Medicine is primitive. At Kim Il Sung University Hospital, named after the county's demigod founder and considered the country's best medical facility, nurses use old beer bottles to dispense intravenous fluids, due to a shortage of proper bottles. A rancid bathroom appears to lack running water. Dr. Vollertsen, the German physician, says most of the medical equipment doesn't work, for lack of power or spare parts.

Bleak as it sounds, Pyongyang is a "paradise" compared with the hinterlands, say he and others. In cold weather, people spend whole days wandering the countryside looking for firewood, leading to widespread deforestation. The livestock population, although starting to recover, was nearly wiped out during the severe food shortage of the mid-1990s.

Despite the grim conditions, some observers believe they see the beginnings of change. Pyongyang is also showing an ease with foreigners unimaginable even a few years ago. Reporters covering Ms. Albright's visit were allowed to get within touching distance of Mr. Kim -- a godlike figure that even North Koreans rarely see. Officials made only perfunctory attempts to keep journalists from wandering outside Pyongyang, where a roadside encounter with soldiers prompted mostly smiles and a few English-language "hellos."

The newly congenial attitude prompted the U.S. this year to lift economic sanctions that had prevented U.S. companies from conducting virtually any business with North Korea. And the thaw between the two Koreas is stirring interest in the South: Hyundai Group is planning a large industrial complex in the North aimed at exporting manufactured goods.

But reviving the economy will require overcoming a huge barrier: ideology. David Morton, resident representative of the United Nations Development Programme in Pyongyang, argues that the county's food shortage stems primarily from its insistence on producing all of its own food. North Korea's cold climate and harsh land, of which only 20% is suitable for cultivation, makes the goal impractical or even impossible. Growing food requires large volumes of fertilizer that Pyongyang doesn't have. Mr. Morton says the solution requires earning more foreign exchange and importing food that can't be grown locally.
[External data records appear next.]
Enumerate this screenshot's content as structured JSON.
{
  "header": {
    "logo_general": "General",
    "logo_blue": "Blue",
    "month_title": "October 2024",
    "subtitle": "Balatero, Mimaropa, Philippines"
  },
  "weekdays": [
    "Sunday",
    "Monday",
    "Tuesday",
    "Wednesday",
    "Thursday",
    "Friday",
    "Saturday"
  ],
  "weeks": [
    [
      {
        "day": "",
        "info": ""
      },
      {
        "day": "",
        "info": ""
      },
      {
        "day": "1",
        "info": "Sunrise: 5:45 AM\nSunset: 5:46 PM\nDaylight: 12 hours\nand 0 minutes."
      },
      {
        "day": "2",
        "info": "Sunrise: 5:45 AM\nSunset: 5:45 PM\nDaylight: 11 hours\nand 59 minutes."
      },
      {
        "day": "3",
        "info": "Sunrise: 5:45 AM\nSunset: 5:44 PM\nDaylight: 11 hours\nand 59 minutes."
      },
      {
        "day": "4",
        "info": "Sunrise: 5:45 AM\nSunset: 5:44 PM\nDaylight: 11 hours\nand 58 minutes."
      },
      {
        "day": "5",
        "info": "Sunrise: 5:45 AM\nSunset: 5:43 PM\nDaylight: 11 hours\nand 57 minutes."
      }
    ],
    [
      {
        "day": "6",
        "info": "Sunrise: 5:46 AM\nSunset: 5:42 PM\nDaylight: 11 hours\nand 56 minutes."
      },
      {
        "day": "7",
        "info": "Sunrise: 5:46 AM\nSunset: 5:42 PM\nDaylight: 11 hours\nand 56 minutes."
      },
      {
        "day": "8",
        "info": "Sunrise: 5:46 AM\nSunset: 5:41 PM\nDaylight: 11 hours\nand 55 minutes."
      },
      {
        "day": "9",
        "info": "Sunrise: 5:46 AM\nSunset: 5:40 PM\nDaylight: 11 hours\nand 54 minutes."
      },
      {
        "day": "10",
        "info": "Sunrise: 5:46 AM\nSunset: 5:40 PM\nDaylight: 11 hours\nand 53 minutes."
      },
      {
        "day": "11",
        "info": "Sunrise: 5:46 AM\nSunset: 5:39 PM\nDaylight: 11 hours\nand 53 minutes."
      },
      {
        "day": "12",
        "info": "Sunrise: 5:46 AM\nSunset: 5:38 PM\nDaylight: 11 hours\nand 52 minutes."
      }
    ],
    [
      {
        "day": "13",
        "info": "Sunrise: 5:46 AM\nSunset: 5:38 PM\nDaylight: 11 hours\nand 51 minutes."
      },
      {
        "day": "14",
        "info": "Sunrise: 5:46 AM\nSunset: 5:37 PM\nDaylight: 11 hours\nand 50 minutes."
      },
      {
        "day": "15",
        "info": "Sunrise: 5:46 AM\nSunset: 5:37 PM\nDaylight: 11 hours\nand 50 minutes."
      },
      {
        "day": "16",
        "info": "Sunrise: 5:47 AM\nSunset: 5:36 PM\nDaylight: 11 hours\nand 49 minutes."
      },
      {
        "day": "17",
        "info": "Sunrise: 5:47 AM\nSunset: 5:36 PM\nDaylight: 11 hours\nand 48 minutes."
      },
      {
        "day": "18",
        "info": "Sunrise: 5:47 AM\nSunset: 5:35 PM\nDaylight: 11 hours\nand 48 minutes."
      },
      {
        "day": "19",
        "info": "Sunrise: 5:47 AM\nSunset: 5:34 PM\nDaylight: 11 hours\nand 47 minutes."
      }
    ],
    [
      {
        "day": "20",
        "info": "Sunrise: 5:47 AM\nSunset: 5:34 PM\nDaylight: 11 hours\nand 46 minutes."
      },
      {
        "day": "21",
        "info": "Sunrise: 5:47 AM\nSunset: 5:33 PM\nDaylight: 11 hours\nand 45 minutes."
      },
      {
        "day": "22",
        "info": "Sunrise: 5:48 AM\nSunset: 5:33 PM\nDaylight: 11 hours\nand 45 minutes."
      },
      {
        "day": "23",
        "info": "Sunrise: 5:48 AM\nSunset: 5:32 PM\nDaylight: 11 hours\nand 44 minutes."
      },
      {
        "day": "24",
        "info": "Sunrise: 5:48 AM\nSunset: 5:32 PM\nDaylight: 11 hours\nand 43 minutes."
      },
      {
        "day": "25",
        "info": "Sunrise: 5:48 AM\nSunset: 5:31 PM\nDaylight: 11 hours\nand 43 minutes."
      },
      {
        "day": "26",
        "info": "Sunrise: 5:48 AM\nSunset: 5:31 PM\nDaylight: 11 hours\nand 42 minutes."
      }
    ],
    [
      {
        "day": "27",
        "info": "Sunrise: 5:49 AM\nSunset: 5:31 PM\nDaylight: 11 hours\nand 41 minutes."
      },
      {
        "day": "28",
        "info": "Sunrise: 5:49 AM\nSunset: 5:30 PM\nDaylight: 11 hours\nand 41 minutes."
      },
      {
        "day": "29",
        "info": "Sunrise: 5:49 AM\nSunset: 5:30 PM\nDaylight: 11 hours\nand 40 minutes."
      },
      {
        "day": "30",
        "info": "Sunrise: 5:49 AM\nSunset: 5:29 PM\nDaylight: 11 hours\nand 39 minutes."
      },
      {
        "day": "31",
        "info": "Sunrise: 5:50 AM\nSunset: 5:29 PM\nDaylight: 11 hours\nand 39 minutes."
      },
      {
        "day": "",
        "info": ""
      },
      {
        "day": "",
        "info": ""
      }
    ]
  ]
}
Instead, the government has tried tweaking the system, with minimal results. In 1998, it allowed cooperative farms to determine which crops to grow, and permitted farmers to sell produce from privately controlled plots in informal farmers markets. The changes, however, have had little effect -- damaged by bad weather, this year's harvest is expected to be smaller than last year's.

"Rather than be self-sufficient," he says, "they should be self-reliant.